How to Celebrate a Mexican Christmas


Christmas in Mexico is a time for families to reconnect with each other and celebrate the birth of Jesus Christ in their own unique way. The warm, tropical temperatures in most parts of the country mean that many activities happen outdoors.

Things You'll Need

  • Cribs
  • Nativity Scenes
  • Nativity Sets
  • Poinsettias
  • Candies
  • Sparklers
  • piñatas
  • Join in the celebration of "Las Posadas," when candlelight processions proceed through the town to re-create the wanderings of the Holy Family in search of lodging. Las Posadas take place starting December 16 and last until Christmas Eve.

  • Revel in the parties that traditionally follow Las Posadas. Food, drink and piñatas all add to the fun.

  • Attend the "pastorelas," which tell the story of the shepherd's quest for the Christ Child. These plays are staged in a variety of towns and cities in Mexico.

  • Plan to sing "haciendo rama," or Christmas carols, for the two weeks leading up to Christmas. The words of the songs should rhyme and be humorous to listeners.
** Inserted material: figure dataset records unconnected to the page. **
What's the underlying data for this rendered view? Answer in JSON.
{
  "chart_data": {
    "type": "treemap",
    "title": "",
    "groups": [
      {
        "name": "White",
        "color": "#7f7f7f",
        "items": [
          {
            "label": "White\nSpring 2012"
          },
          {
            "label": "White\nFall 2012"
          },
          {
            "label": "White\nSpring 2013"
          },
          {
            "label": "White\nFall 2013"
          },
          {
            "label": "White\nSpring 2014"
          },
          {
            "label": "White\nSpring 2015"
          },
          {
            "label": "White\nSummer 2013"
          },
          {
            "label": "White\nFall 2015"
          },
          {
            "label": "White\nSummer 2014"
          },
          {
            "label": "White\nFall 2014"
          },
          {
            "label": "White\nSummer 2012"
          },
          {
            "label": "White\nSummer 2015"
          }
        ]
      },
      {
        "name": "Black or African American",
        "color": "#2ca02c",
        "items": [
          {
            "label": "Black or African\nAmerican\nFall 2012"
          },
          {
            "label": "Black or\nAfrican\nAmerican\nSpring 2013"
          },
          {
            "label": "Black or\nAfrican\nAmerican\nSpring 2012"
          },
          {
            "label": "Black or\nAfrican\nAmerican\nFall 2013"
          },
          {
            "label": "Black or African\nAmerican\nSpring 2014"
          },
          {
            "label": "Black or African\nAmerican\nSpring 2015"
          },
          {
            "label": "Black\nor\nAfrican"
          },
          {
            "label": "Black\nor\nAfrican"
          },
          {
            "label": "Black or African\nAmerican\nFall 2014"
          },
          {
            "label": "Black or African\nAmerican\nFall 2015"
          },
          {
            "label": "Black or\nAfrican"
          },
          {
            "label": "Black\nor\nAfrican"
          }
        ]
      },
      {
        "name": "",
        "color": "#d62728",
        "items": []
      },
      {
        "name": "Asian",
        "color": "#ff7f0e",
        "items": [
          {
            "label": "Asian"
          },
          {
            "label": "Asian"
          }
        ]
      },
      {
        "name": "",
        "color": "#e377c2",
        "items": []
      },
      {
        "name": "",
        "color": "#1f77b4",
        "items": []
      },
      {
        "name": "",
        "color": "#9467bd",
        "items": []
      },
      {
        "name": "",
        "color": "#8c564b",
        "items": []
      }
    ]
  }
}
  • Place a Nativity scene, or "el Nacimiento," in your home. These are frequently elaborate and may include a small Christmas tree.
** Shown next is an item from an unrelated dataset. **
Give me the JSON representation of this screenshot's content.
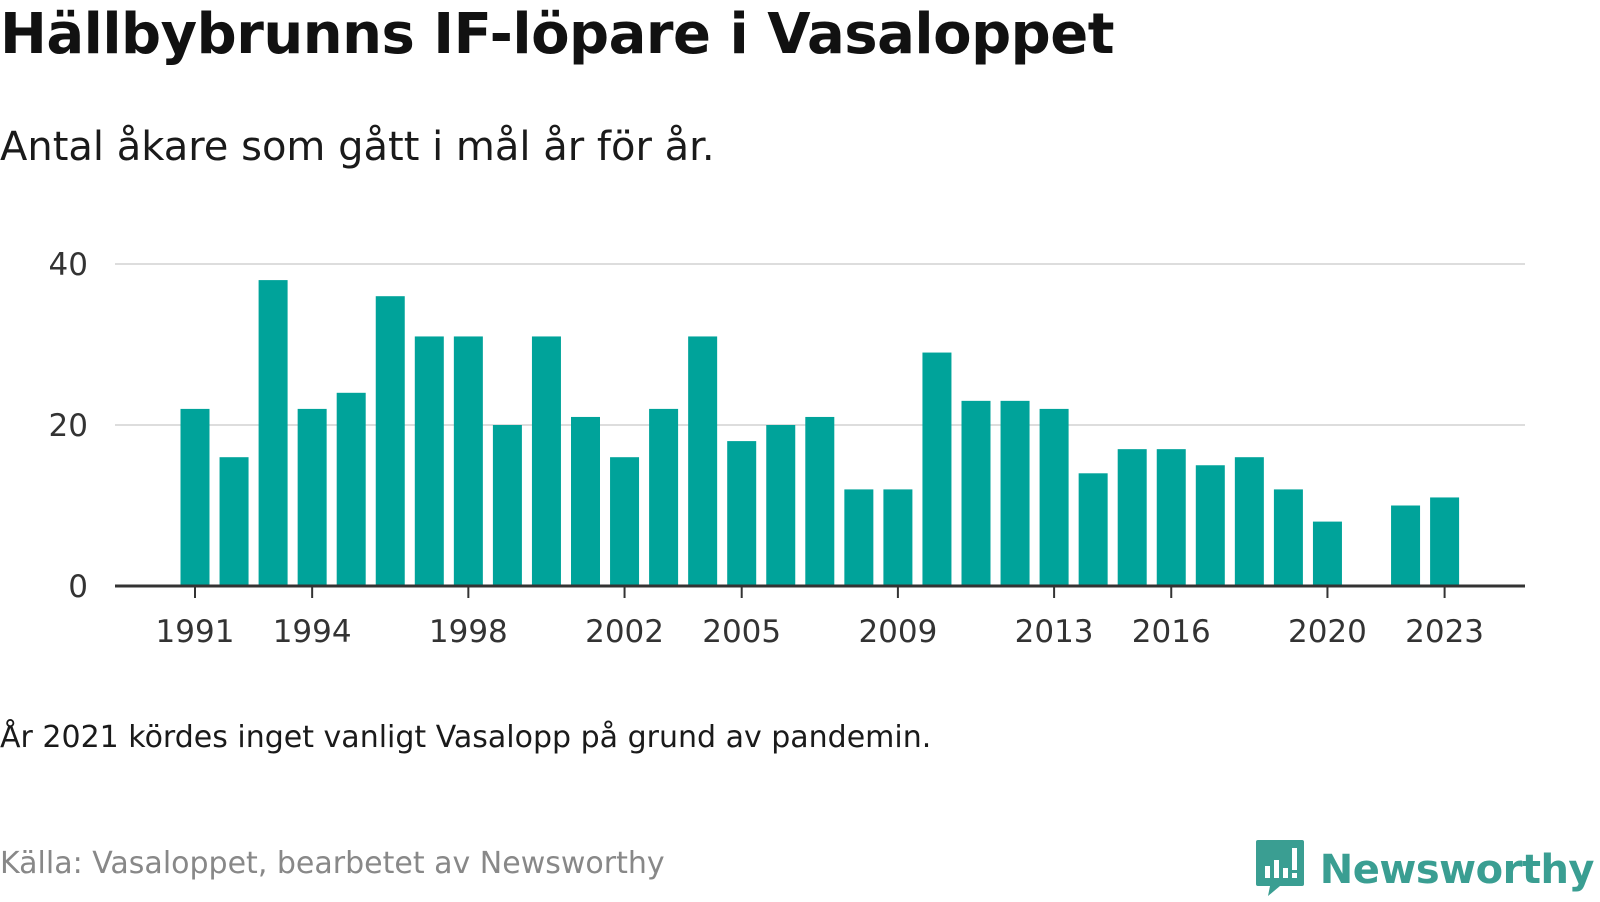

  • Gather with your neighbors to decorate your street for the holidays.

  • Visit "puestos," which are stalls decked out for the holidays that sell foods (cheese, bananas, nuts and cookies) and flowers (orchids and poinsettias).

  • Attend the Mass known as "Misa de Gallo" on Christmas Eve if you're Catholic, then head home for the main Christmas meal, which includes regional dishes or even a turkey.

  • Open gifts after the meal, play the piñata game, and light sparklers, or "luces de Belen."

  • Relax on Christmas Day and serve a simple meal of leftovers from the evening before.

Tips & Warnings

  • Many people in Mexico choose not to exchange gifts.
  • Poinsettias have been an important part of the Mexican Christmas celebration since the 17th century, when a little boy named Pablo brought some green branches to the Nativity scene. According to legend, when he laid them beside the Christ Child, a red, star-shaped flower blossomed.
  • Some children in Mexico believe in Santa Claus, but others give their Christmas wishes to "El Niño Dios," the Christ Child.
  • "Feliz Navidad" means "Merry Christmas" in Mexico.
  • Mexico is a large country made up of many ethnic and cultural groups, so Christmas traditions can be quite diverse and cannot be generalized. The preceding steps represent a few examples of local traditions that may or may not be appropriate for your personal celebration of Christmas.